Subsection (b)(1) of § 181.45 of CBP’s regulations, provides that for purposes of this subpart:
. . . , a reference to a good in the “same condition” includes a good that has been subjected to any of the following operations provided that no such operation materially alters the characteristics of the good:
Mere dilution with water or another substance;
Cleaning, including removal of rust, grease, paint or other coatings;
Application of preservative, including lubricants, protective encapsulation or preservation paint;
Trimming, riling, slitting or cutting;
Putting up in measured doses, or packing, repacking, packaging or repacking; or
Testing, marking, labeling, sorting, or grading.
(emphasis added). Therefore, if after undergoing the sifting, repackaging, and labeling processes, the 10SH-PF powder is exported to Canada in the same condition as when imported, then it would not be subject to the NAFTA lesser of duty rule as it would fall within the exception under 19 U.S.C. § 3333(a)(2).
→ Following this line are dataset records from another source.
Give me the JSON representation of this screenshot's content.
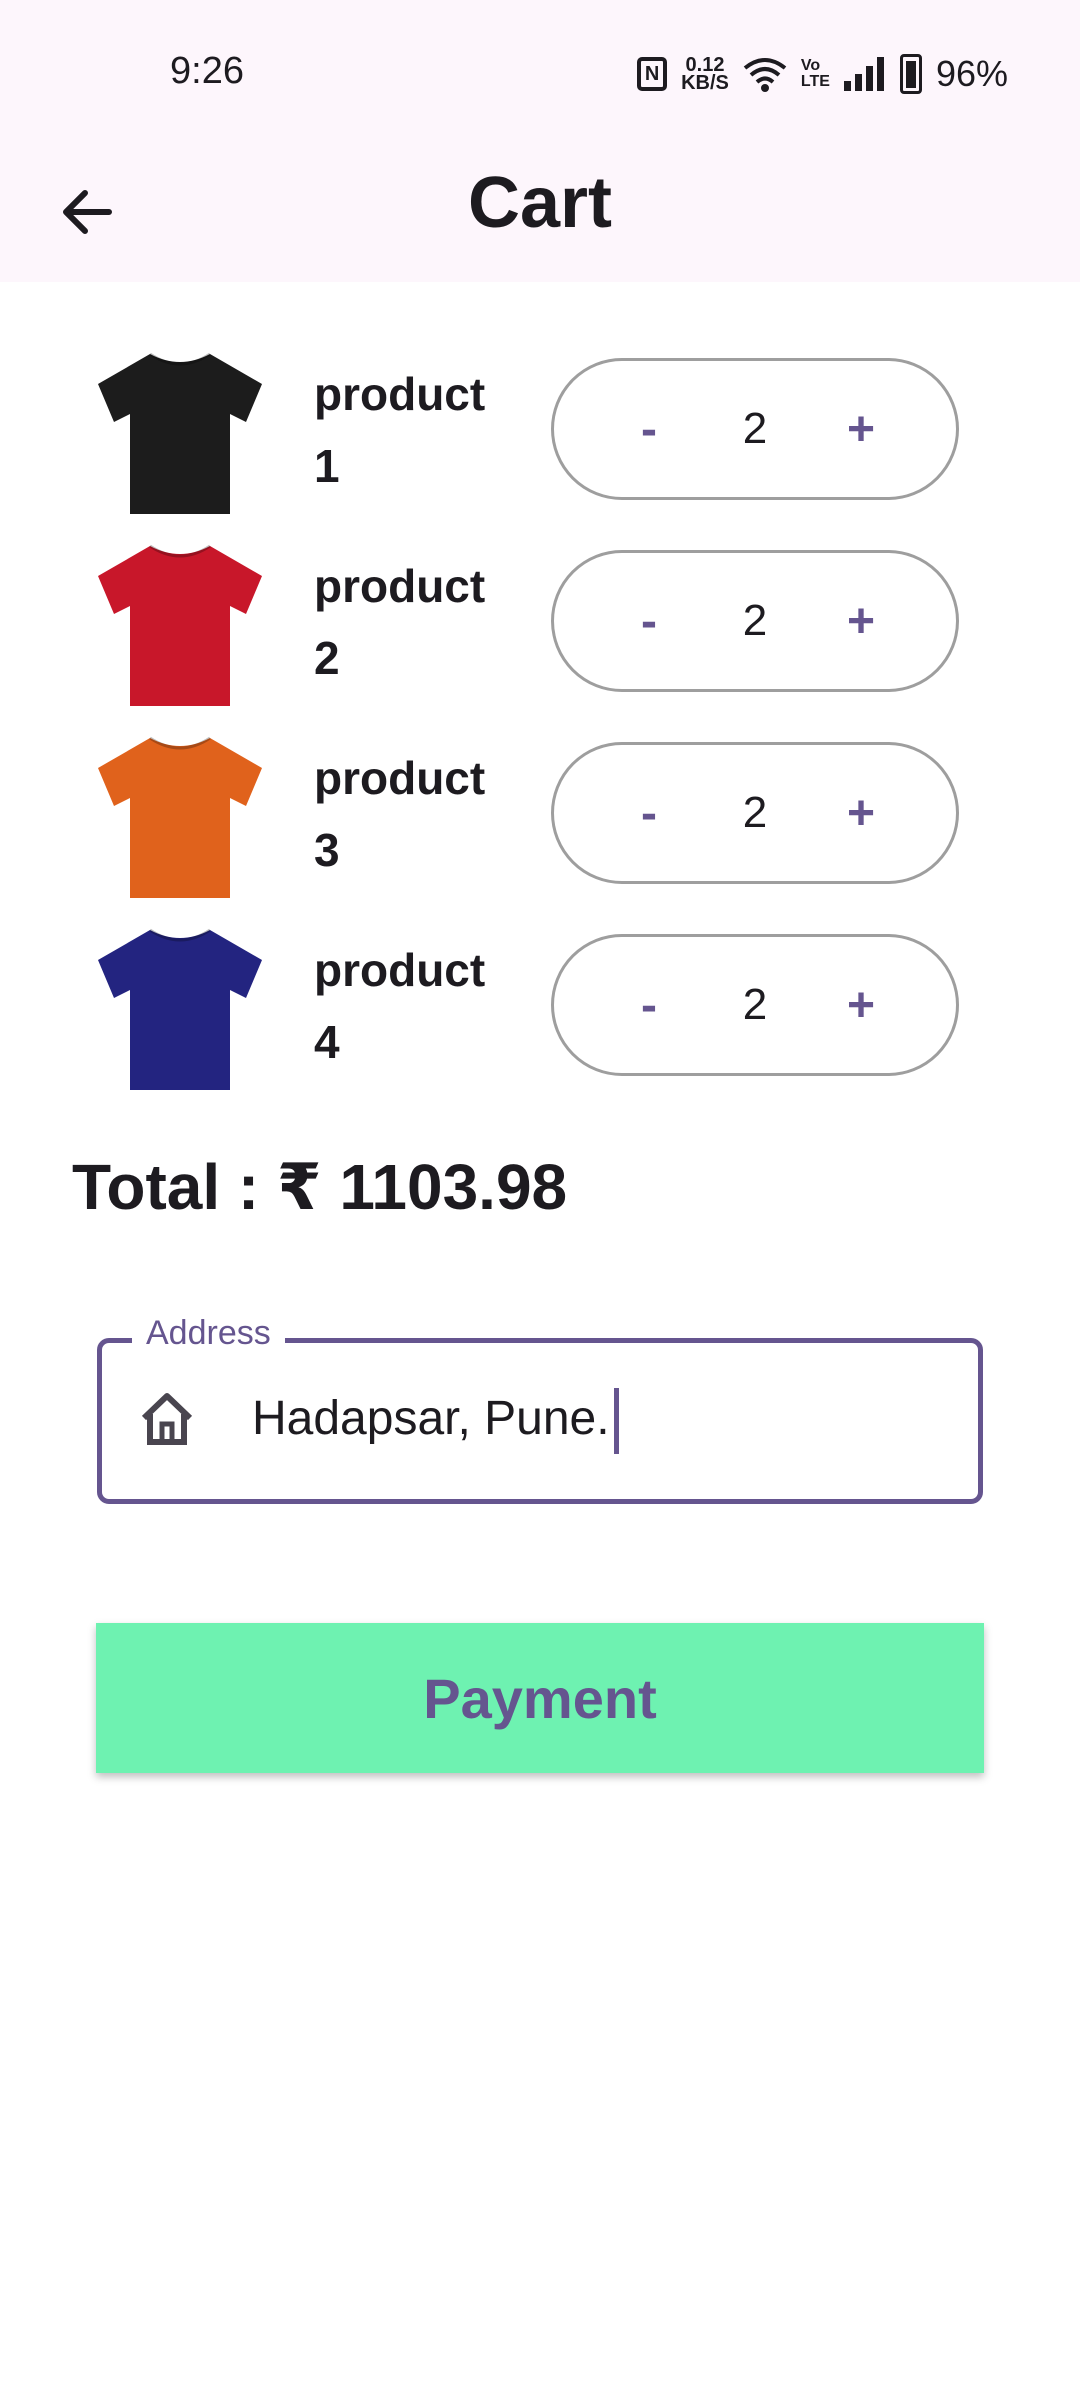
{
  "status": {
    "time": "9:26",
    "net_speed_top": "0.12",
    "net_speed_unit": "KB/S",
    "volte_top": "Vo",
    "volte_bottom": "LTE",
    "battery": "96%"
  },
  "app_bar": {
    "title": "Cart",
    "back_icon": "arrow-left-icon"
  },
  "cart": {
    "items": [
      {
        "name": "product 1",
        "shirt_color": "#1c1c1c",
        "quantity": "2",
        "minus": "-",
        "plus": "+"
      },
      {
        "name": "product 2",
        "shirt_color": "#c8172a",
        "quantity": "2",
        "minus": "-",
        "plus": "+"
      },
      {
        "name": "product 3",
        "shirt_color": "#e0621c",
        "quantity": "2",
        "minus": "-",
        "plus": "+"
      },
      {
        "name": "product 4",
        "shirt_color": "#232480",
        "quantity": "2",
        "minus": "-",
        "plus": "+"
      }
    ]
  },
  "total": {
    "text": "Total : ₹ 1103.98"
  },
  "address": {
    "label": "Address",
    "value": "Hadapsar, Pune.",
    "icon": "home-icon"
  },
  "payment": {
    "label": "Payment"
  },
  "colors": {
    "accent": "#65558f",
    "button_bg": "#6ef2b1",
    "appbar_bg": "#fdf6fc"
  }
}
CBP has previously considered the question of whether certain operations materially alter the characteristics of a good for purposes of 19 C.F.R. § 181.45(b)(1). In HQ 231066, dated January 29, 2004, CBP determined that repacking dried fruits and dried vegetables from industrial-sized bulk packages to smaller packages did not constitute a material alteration. In addition, when assessing whether an operation materially alters the characteristics of the good, CBP has looked to whether the function of the good remains the same before and after processing. See e.g., HQ H013653 (Sept. 19, 2008) (where the functions of an imported granular chemical compound and the exported tabletized chemical compound remain the same before and after processing, no material alteration has occurred and the chemical compound is not subject to the NAFTA lesser of duty rule because it is exported in the same condition as imported).
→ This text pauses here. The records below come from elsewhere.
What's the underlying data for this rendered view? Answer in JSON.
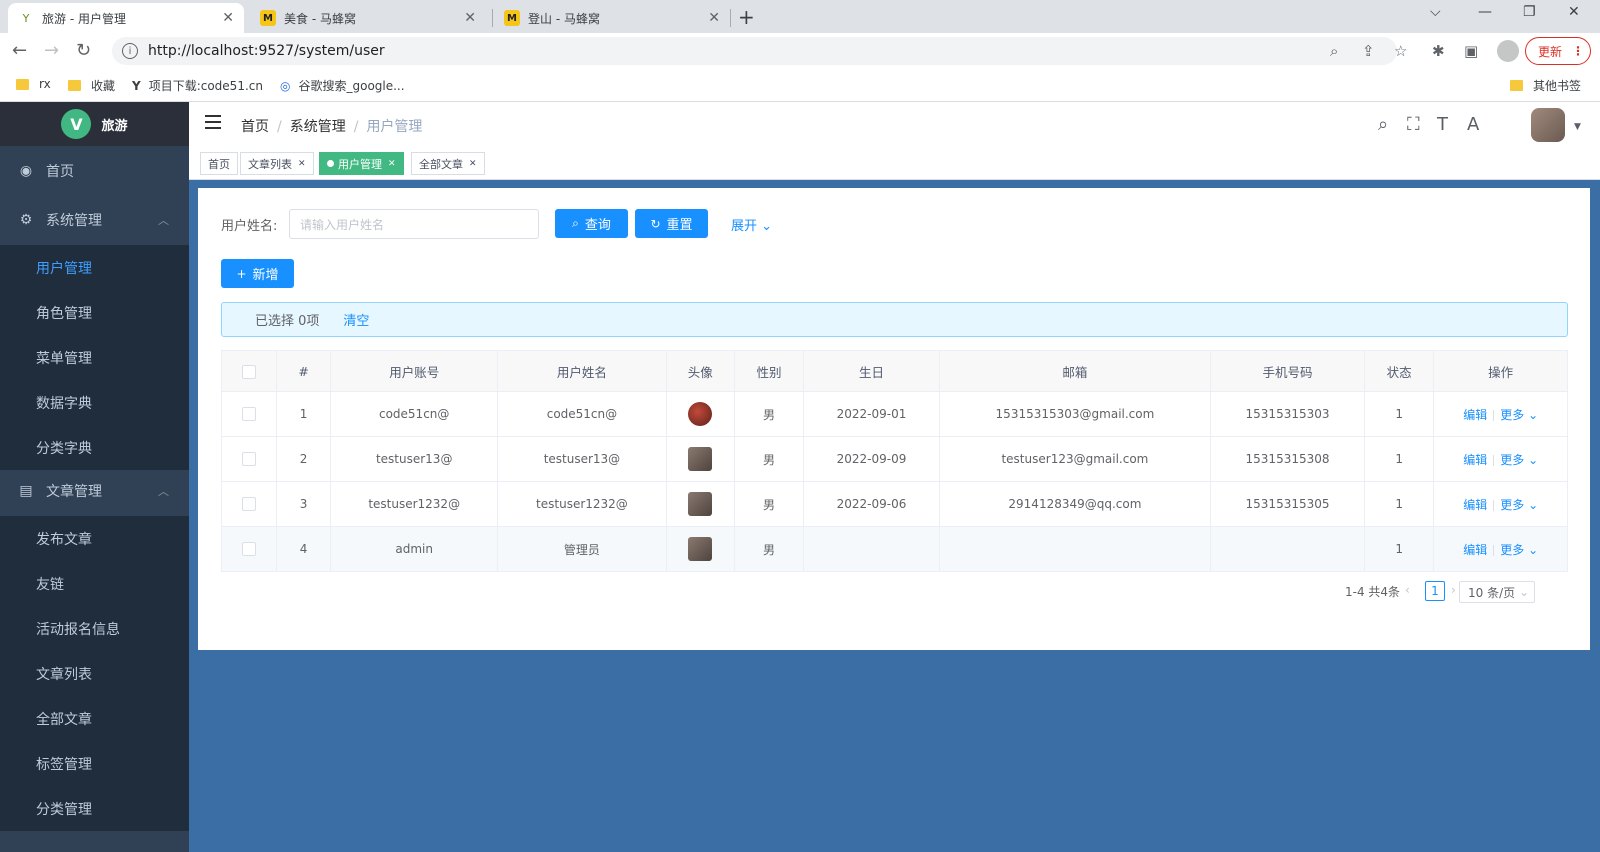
{
  "browser": {
    "tabs": [
      {
        "title": "旅游 - 用户管理",
        "active": true
      },
      {
        "title": "美食 - 马蜂窝",
        "active": false
      },
      {
        "title": "登山 - 马蜂窝",
        "active": false
      }
    ],
    "url": "http://localhost:9527/system/user",
    "update_label": "更新",
    "bookmarks": [
      "rx",
      "收藏",
      "项目下载:code51.cn",
      "谷歌搜索_google..."
    ],
    "other_bookmarks": "其他书签"
  },
  "app": {
    "logo_text": "旅游",
    "sidebar": {
      "home": "首页",
      "system_group": "系统管理",
      "system_items": [
        "用户管理",
        "角色管理",
        "菜单管理",
        "数据字典",
        "分类字典"
      ],
      "article_group": "文章管理",
      "article_items": [
        "发布文章",
        "友链",
        "活动报名信息",
        "文章列表",
        "全部文章",
        "标签管理",
        "分类管理"
      ]
    },
    "breadcrumb": [
      "首页",
      "系统管理",
      "用户管理"
    ],
    "tags": [
      "首页",
      "文章列表",
      "用户管理",
      "全部文章"
    ]
  },
  "search": {
    "label": "用户姓名:",
    "placeholder": "请输入用户姓名",
    "query_label": "查询",
    "reset_label": "重置",
    "expand_label": "展开"
  },
  "add_label": "新增",
  "selection": {
    "text": "已选择 0项",
    "clear": "清空"
  },
  "table": {
    "headers": [
      "#",
      "用户账号",
      "用户姓名",
      "头像",
      "性别",
      "生日",
      "邮箱",
      "手机号码",
      "状态",
      "操作"
    ],
    "rows": [
      {
        "idx": "1",
        "account": "code51cn@",
        "name": "code51cn@",
        "gender": "男",
        "birthday": "2022-09-01",
        "email": "15315315303@gmail.com",
        "phone": "15315315303",
        "status": "1"
      },
      {
        "idx": "2",
        "account": "testuser13@",
        "name": "testuser13@",
        "gender": "男",
        "birthday": "2022-09-09",
        "email": "testuser123@gmail.com",
        "phone": "15315315308",
        "status": "1"
      },
      {
        "idx": "3",
        "account": "testuser1232@",
        "name": "testuser1232@",
        "gender": "男",
        "birthday": "2022-09-06",
        "email": "2914128349@qq.com",
        "phone": "15315315305",
        "status": "1"
      },
      {
        "idx": "4",
        "account": "admin",
        "name": "管理员",
        "gender": "男",
        "birthday": "",
        "email": "",
        "phone": "",
        "status": "1"
      }
    ],
    "edit_label": "编辑",
    "more_label": "更多"
  },
  "pagination": {
    "summary": "1-4 共4条",
    "current": "1",
    "page_size": "10 条/页"
  }
}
Scapa Tapes explained in its ruling request that it is importing the 10SH-PF powder into the United States to undergo sifting to filter the granules into different sizes, followed by repackaging and labeling before exportation back to Canada. As in HQ H013653, the function of the 10SH-PF powder remains the same after sifting the granules into different sizes for use in the manufacture of water swellable tape, as both the larger and smaller granules will be used for manufacturing water swellable tape. These processes do not change the chemical compound or consistency of the product. In addition, repackaging, sorting, and labeling are specifically set forth in 19 C.F.R. § 181.45(b)(1) as operations that would maintain the same condition provided that they did not materially alter the characteristic of the good. Therefore, the 10SH-PF powder would be excepted from the lesser of duty rule as it is exported to Canada in the same condition as it entered the United States.
HOLDING:
The above-described sifting, repackaging, and labeling qualifies the imported 10SH-PF powder for duty-free treatment under a TIB under subheading 9813.00.05, HTSUS. In addition, imported 10SH-PF powder and exported 10SH-PF powder that has undergone only sifting, repackaging, and labeling as described in this ruling request is in the same condition for purposes of 19 U.S.C. § 3333(a)(2) and 19 C.F.R. § 181.45(b). Therefore, the 10SH-PF powder is not a “good subject to NAFTA drawback.”
Please note that 19 C.F.R. § 177.9(b)(1) provides that “[e]ach ruling letter is issued on the assumption that all of the information furnished in connection with the ruling request and incorporated in the ruling letter, either directly, by reference, or by implication, is accurate and complete in every material respect. The application of a ruling letter by a Customs Service field office to the transaction to which it is purported to relate is subject to the verification of the facts incorporated in the ruling letter, a comparison of the transaction described therein to the actual transaction, and the satisfaction of any conditions on which the ruling was based.”